Different TensorRT inference results for the same input

(TensorRT 5.0RC, TensorFlow 1.11, Python 3.5.2, Ubuntu 14.04, CUDA 9.2). I have successfully converted the following all-conv model (after training) to UFF:

model = tf.keras.models.Sequential()
model.add(tf.keras.layers.InputLayer(input_shape=[INPUT_SIZE,INPUT_SIZE, 3]))
model.add(tf.keras.layers.Conv2D(input_shape = [INPUT_SIZE, INPUT_SIZE, 3], filters=256, kernel_size=3, padding="same", activation=tf.nn.relu))
model.add(tf.keras.layers.Conv2D(filters=128, kernel_size=3, padding="same", activation=tf.nn.relu))
model.add(tf.keras.layers.Conv2D(filters=32, kernel_size=3, padding="same", activation=tf.nn.relu))
model.add(tf.keras.layers.Conv2D(filters=16, kernel_size=3, padding="same", activation=tf.nn.relu))
model.add(tf.keras.layers.Conv2D(filters=8, kernel_size=3, padding="same", activation=tf.nn.relu))
model.add(tf.keras.layers.Conv2D(filters=1, kernel_size=3, padding="same", activation=tf.nn.relu))

and constructed a TensorRT inference engine. However, when testing the inference engine with the same repeated input - two (128,128,3) images with all values equal 0.5 (the minibatch has shape (128,128,3,2)), I receive an output minibatch (128,128,1,2) with two different inference results. In my particular example, the two images in the output minibatch are the same for 96.61% of the entries where the remaining entries are different (the difference is larger than the numeric precision).

It is possible that I am not doing the inference on minibatches correctly. It should be noted that inference on one image (as in the original end-to-end MNIST example) is working properly for me when adapted to the network above (compared to Keras model.predict).

Here are some relevant code parts (based on NVIDIA end-to-end MNIST example):

class ModelData(object):
    MODEL_FILE = os.path.join(os.path.dirname(__file__), "models/all_conv.uff")
    INPUT_NAME ="input_1"
    INPUT_SHAPE = (3, INPUT_SIZE, INPUT_SIZE) # CHW
    OUTPUT_NAME = "conv2d_5/Relu"#"dense_1/Softmax"

def build_engine(model_file):
    # For more information on TRT basics, refer to the introductory samples.
    with trt.Builder(TRT_LOGGER) as builder, builder.create_network() as network, trt.UffParser() as parser:
        builder.max_workspace_size = common.GiB(1)
        builder.max_batch_size = MINIBATCH_SIZE
        # Parse the Uff Network
        parser.register_input(ModelData.INPUT_NAME, ModelData.INPUT_SHAPE)
        parser.register_output(ModelData.OUTPUT_NAME)
        parser.parse(model_file, network)
        # Build and return an engine.
        return builder.build_cuda_engine(network)
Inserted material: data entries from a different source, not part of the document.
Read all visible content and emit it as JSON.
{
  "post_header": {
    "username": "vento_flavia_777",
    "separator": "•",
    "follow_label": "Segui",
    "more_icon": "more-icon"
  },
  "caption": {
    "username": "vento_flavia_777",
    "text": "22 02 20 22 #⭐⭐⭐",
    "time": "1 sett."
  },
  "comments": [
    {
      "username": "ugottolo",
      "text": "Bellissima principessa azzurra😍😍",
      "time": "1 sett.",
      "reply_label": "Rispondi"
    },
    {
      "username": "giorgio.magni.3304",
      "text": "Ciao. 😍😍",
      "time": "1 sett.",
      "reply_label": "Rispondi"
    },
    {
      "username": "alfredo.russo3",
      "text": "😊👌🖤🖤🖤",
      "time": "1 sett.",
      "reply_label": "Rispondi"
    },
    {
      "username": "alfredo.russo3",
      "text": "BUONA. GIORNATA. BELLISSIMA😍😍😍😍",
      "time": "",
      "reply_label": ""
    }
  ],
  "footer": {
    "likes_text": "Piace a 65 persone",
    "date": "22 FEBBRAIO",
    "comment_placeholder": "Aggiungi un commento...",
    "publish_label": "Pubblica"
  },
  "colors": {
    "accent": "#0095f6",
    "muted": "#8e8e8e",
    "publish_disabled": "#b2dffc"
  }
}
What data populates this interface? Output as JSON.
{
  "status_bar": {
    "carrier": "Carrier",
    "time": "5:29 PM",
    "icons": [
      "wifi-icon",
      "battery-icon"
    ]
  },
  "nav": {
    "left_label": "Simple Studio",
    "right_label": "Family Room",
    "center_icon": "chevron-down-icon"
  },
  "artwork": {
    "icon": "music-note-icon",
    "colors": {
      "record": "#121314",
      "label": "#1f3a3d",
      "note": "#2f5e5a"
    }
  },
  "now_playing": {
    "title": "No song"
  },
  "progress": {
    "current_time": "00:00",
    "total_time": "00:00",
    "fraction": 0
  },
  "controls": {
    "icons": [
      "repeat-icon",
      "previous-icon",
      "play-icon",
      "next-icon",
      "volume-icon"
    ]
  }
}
def allocate_buffers(engine):
    inputs = []
    outputs = []
    bindings = []
    stream = cuda.Stream()
    for binding in engine:
        #size = trt.volume(engine.get_binding_shape(binding))
        size_in = (INPUT_SIZE, INPUT_SIZE, 3, MINIBATCH_SIZE)       
        size_out = (INPUT_SIZE, INPUT_SIZE, 1, MINIBATCH_SIZE)
        dtype = trt.nptype(engine.get_binding_dtype(binding))
        # Allocate host and device buffers
        host_mem_in = cuda.pagelocked_empty(size_in, dtype)
        host_mem_out = cuda.pagelocked_empty(size_out, dtype)
        device_mem = cuda.mem_alloc(host_mem_in.nbytes)        
        # Append the device buffer to device bindings.
        bindings.append(int(device_mem))
        # Append to the appropriate list.
        if engine.binding_is_input(binding):
            inputs.append(HostDeviceMem(host_mem_in, device_mem))
        else:
            outputs.append(HostDeviceMem(host_mem_out, device_mem))

    return inputs, outputs, bindings, stream

def do_inference(context, bindings, inputs, outputs, stream):
    # Transfer input data to the GPU.
    [cuda.memcpy_htod_async(inp.device, inp.host, stream) for inp in inputs]
    # Run inference.
    context.execute_async(bindings=bindings, stream_handle=stream.handle)
    # Transfer predictions back from the GPU.
    [cuda.memcpy_dtoh_async(out.host, out.device, stream) for out in outputs]
    # Synchronize the stream
    stream.synchronize()
    # Return only the host outputs.
    return [out.host for out in outputs]

Hello,

to help us debug this issue, it’d useful if you can provide a small reproducible package containing uff, input images showing inference difference and runnable python script to execute the inference.

You can DM me if you don’t want to share on the public forum.

Hi @midterm07, I ran into the same problem. just wondering have you figure it out yet? Thanks!